Born in Toowoomba, Queensland, Australia, Gordon was one of only two women in her graduating class at the University of Sydney. She spent part of World War II decoding messages in Australia’s nascent intelligence service and was offered a job there after graduation. She turned it down, figuring that she would never be allowed to rise above a secretarial position.
Instead, she accepted a fellowship to Radcliffe College — then the women’s adjunct to Harvard — and in 1952 received her Master’s in history. During her first week in Cambridge, legendary Harvard historian Samuel Elliot Morison assigned a reading that could only be found at a library closed to women. When Gordon asked him how she was supposed to get the material, Morison responded, "That’s your problem." She had better luck with her adviser, Arthur Schlesinger Jr., the influential American historian and social critic who remained a friend for the rest of his life.

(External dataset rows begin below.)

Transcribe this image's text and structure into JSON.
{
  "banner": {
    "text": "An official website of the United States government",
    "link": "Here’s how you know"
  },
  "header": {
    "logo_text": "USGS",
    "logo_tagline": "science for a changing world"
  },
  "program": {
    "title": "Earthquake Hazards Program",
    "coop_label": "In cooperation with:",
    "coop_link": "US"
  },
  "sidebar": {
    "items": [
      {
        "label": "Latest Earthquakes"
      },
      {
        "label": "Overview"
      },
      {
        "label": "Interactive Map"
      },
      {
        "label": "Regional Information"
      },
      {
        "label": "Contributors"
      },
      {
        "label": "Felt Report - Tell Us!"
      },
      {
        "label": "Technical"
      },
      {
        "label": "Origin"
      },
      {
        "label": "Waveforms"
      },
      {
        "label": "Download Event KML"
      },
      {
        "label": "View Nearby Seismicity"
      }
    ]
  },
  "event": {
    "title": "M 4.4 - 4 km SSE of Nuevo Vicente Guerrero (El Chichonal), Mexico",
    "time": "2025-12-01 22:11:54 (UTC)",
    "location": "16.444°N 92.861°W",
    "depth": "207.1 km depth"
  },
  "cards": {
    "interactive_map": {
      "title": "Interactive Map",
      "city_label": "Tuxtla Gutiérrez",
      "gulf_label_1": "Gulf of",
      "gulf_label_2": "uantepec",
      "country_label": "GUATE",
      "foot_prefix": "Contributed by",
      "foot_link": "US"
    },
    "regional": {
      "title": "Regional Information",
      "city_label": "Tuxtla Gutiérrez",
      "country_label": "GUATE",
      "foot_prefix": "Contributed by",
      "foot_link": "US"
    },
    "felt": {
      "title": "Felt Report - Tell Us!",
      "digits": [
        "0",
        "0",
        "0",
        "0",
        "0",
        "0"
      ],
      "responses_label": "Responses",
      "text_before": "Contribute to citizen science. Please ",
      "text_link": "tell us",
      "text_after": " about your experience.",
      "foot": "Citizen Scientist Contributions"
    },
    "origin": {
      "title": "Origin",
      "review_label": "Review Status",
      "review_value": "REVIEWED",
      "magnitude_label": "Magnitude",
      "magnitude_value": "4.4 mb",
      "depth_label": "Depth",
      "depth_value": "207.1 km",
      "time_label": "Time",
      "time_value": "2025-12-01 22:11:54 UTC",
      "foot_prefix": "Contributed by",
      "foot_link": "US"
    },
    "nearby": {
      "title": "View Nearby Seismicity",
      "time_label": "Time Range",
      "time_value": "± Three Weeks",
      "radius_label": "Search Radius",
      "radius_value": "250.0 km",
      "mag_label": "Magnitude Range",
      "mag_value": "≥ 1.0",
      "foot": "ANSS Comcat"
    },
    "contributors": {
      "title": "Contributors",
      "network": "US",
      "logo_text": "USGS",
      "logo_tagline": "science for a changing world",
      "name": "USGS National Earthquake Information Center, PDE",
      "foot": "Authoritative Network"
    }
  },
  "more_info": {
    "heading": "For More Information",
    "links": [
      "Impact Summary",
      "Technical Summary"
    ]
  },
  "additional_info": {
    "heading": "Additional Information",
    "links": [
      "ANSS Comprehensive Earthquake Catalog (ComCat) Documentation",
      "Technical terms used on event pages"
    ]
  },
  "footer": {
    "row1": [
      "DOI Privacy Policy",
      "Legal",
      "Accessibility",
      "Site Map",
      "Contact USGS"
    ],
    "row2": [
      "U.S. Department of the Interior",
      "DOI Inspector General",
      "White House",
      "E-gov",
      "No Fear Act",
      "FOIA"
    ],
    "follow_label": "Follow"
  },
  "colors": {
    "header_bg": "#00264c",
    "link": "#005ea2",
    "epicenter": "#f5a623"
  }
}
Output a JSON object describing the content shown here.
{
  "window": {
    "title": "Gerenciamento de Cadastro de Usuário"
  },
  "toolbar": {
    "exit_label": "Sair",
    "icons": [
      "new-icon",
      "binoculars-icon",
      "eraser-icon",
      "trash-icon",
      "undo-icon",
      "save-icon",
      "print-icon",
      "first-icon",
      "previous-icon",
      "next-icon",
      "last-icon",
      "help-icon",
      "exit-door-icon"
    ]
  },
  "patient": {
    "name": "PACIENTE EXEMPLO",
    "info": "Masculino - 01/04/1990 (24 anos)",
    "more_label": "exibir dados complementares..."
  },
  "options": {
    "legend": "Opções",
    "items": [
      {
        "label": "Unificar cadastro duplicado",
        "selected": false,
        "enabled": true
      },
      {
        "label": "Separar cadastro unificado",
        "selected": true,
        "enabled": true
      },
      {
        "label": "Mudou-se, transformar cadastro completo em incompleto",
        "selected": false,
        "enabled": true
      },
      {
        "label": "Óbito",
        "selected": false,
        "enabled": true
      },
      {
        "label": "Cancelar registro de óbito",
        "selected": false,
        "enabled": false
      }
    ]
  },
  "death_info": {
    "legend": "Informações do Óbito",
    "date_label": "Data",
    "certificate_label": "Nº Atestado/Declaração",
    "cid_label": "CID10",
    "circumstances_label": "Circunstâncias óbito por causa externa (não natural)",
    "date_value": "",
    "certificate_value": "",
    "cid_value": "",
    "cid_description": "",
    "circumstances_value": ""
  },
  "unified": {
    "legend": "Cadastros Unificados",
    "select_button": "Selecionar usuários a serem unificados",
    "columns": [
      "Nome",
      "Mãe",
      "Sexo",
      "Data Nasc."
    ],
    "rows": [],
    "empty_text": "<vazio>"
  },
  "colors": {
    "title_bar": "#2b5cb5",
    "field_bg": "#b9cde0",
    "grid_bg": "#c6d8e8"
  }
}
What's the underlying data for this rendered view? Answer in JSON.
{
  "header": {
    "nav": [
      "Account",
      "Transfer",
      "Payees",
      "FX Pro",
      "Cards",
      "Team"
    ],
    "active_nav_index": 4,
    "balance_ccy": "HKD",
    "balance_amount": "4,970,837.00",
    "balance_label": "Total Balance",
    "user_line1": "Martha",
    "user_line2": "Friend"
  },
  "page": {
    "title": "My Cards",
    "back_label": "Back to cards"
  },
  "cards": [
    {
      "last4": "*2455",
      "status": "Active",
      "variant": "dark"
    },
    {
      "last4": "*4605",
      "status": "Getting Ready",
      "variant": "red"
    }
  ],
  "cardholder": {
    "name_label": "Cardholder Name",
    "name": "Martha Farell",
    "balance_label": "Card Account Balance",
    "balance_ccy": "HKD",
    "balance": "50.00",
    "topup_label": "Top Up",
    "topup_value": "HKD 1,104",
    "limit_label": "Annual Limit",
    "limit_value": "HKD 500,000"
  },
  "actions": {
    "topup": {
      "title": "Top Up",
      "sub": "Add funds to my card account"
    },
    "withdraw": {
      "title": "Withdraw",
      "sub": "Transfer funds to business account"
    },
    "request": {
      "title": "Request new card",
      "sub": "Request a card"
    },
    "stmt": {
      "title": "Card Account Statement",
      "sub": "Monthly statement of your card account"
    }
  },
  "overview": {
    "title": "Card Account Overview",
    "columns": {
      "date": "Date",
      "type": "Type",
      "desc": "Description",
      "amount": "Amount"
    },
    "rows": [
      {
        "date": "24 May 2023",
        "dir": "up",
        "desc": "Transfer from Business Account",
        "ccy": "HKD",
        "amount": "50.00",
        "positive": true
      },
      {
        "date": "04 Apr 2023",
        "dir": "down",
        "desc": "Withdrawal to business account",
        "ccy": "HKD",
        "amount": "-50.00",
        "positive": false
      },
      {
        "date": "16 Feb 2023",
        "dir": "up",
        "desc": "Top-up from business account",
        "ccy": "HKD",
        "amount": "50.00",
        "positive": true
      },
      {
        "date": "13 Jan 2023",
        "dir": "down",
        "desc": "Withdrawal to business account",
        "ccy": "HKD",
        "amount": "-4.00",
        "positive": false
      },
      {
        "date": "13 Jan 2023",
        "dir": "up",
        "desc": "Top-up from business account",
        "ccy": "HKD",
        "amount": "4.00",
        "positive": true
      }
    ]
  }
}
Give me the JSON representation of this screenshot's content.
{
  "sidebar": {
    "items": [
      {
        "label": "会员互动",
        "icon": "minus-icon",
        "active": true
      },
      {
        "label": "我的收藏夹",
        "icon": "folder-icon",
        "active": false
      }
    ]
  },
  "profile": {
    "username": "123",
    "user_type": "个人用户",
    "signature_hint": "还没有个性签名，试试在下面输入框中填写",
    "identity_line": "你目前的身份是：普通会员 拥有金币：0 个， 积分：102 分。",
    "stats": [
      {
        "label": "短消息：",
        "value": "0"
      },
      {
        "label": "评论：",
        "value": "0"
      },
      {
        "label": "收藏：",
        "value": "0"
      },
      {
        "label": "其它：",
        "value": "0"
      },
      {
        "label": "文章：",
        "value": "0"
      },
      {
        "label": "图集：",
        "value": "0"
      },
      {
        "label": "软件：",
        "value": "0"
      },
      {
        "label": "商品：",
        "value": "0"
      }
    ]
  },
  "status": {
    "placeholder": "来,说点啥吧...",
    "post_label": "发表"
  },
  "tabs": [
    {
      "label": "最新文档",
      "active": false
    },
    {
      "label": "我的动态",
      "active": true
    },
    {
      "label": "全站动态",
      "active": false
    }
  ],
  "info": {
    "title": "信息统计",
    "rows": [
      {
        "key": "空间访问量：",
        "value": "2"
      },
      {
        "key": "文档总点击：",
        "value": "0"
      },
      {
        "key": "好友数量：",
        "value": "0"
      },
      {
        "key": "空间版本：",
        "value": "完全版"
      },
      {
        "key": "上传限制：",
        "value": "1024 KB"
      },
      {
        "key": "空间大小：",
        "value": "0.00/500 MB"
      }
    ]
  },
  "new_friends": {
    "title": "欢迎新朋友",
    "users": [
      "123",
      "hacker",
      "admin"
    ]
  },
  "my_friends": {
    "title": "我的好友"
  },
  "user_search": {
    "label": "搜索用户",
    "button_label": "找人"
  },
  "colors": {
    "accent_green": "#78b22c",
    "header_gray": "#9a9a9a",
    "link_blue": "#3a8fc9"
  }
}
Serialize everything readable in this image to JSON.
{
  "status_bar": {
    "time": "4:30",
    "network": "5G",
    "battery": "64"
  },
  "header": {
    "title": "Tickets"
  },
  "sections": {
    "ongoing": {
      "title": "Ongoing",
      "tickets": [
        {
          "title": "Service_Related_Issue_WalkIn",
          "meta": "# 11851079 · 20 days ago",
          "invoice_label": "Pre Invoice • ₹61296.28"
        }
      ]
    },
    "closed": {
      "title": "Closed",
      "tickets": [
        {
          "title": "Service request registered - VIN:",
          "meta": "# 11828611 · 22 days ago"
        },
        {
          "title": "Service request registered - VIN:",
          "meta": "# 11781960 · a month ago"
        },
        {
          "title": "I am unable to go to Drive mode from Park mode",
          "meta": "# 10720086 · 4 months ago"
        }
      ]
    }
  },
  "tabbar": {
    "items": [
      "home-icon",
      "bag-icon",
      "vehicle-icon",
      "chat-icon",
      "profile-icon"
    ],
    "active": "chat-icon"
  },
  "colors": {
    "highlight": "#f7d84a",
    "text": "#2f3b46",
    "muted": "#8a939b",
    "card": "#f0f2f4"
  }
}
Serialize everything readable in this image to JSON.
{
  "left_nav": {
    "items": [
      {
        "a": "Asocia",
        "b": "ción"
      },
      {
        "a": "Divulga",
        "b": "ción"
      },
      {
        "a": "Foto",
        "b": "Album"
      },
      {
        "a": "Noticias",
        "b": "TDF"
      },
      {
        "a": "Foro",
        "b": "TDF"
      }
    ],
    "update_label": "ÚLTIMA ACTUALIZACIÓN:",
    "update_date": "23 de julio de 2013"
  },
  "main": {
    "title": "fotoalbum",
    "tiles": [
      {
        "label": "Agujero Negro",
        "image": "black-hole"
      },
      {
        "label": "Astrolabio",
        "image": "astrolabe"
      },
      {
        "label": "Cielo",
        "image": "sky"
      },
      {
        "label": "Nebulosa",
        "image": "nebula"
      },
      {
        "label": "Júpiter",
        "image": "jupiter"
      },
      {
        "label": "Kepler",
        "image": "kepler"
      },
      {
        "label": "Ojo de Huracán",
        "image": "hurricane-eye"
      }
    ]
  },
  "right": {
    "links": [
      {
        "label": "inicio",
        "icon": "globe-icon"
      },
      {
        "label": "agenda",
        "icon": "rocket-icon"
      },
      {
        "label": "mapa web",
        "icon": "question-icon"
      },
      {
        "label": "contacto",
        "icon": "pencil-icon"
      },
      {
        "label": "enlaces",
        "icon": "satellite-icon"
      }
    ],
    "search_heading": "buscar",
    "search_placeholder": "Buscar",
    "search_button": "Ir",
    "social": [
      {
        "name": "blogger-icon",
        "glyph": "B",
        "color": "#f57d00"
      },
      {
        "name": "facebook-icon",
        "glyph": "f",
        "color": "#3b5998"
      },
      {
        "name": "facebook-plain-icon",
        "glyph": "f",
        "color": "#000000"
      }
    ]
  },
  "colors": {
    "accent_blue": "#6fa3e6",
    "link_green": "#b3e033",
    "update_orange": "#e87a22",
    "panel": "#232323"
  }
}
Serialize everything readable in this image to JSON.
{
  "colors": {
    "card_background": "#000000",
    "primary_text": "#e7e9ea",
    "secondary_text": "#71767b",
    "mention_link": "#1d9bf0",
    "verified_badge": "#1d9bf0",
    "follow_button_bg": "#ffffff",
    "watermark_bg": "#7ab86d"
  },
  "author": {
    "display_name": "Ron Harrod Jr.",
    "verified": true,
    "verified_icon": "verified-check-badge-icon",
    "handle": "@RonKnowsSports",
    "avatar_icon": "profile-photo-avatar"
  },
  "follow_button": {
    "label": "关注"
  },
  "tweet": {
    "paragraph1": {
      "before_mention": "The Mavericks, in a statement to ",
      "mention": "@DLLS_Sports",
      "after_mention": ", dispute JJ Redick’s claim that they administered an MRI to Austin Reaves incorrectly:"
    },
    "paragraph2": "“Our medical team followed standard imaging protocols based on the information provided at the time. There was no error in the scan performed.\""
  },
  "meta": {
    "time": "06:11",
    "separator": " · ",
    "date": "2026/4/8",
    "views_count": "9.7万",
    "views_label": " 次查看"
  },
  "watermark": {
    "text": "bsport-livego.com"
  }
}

After moving to California, she plunged into the state’s gaudy history, editing and publishing a diary that recounted the unusual exploits of a wagon train that preceded her own journey to the Golden State. Joan Didion later referred extensively to Gordon’s book, Overland to California with the Pioneer Line, in her own 2003 historical memoir, Where I Was From.
Gordon arrived at Santa Clara during the first blush of the feminist movement, but her style was collaborative, not confrontational. "People knew that she meant business," Molony said, "but her style was bubbly." Since her retirement in 1992, the university has awarded the Mary Gordon Essay Prize for excellence in feminist scholarship.
"In a profession where too many of us are content to hunker down in the safety of our book-lined and tenure-protected offices," Gelber said, "she helped move the history department from being the next step in the cosseted world of parochial education to becoming a place where students were intellectually challenged and faculty were expected to produce as well as teach."
She spent her final years living in a cottage behind the Santa Monica home of her daughter, actress Eve Gordon. With death imminent, her family gathered by Mary Gordon’s bedside and sang "Silent Night." As the carol ended, she drew her final breath and died.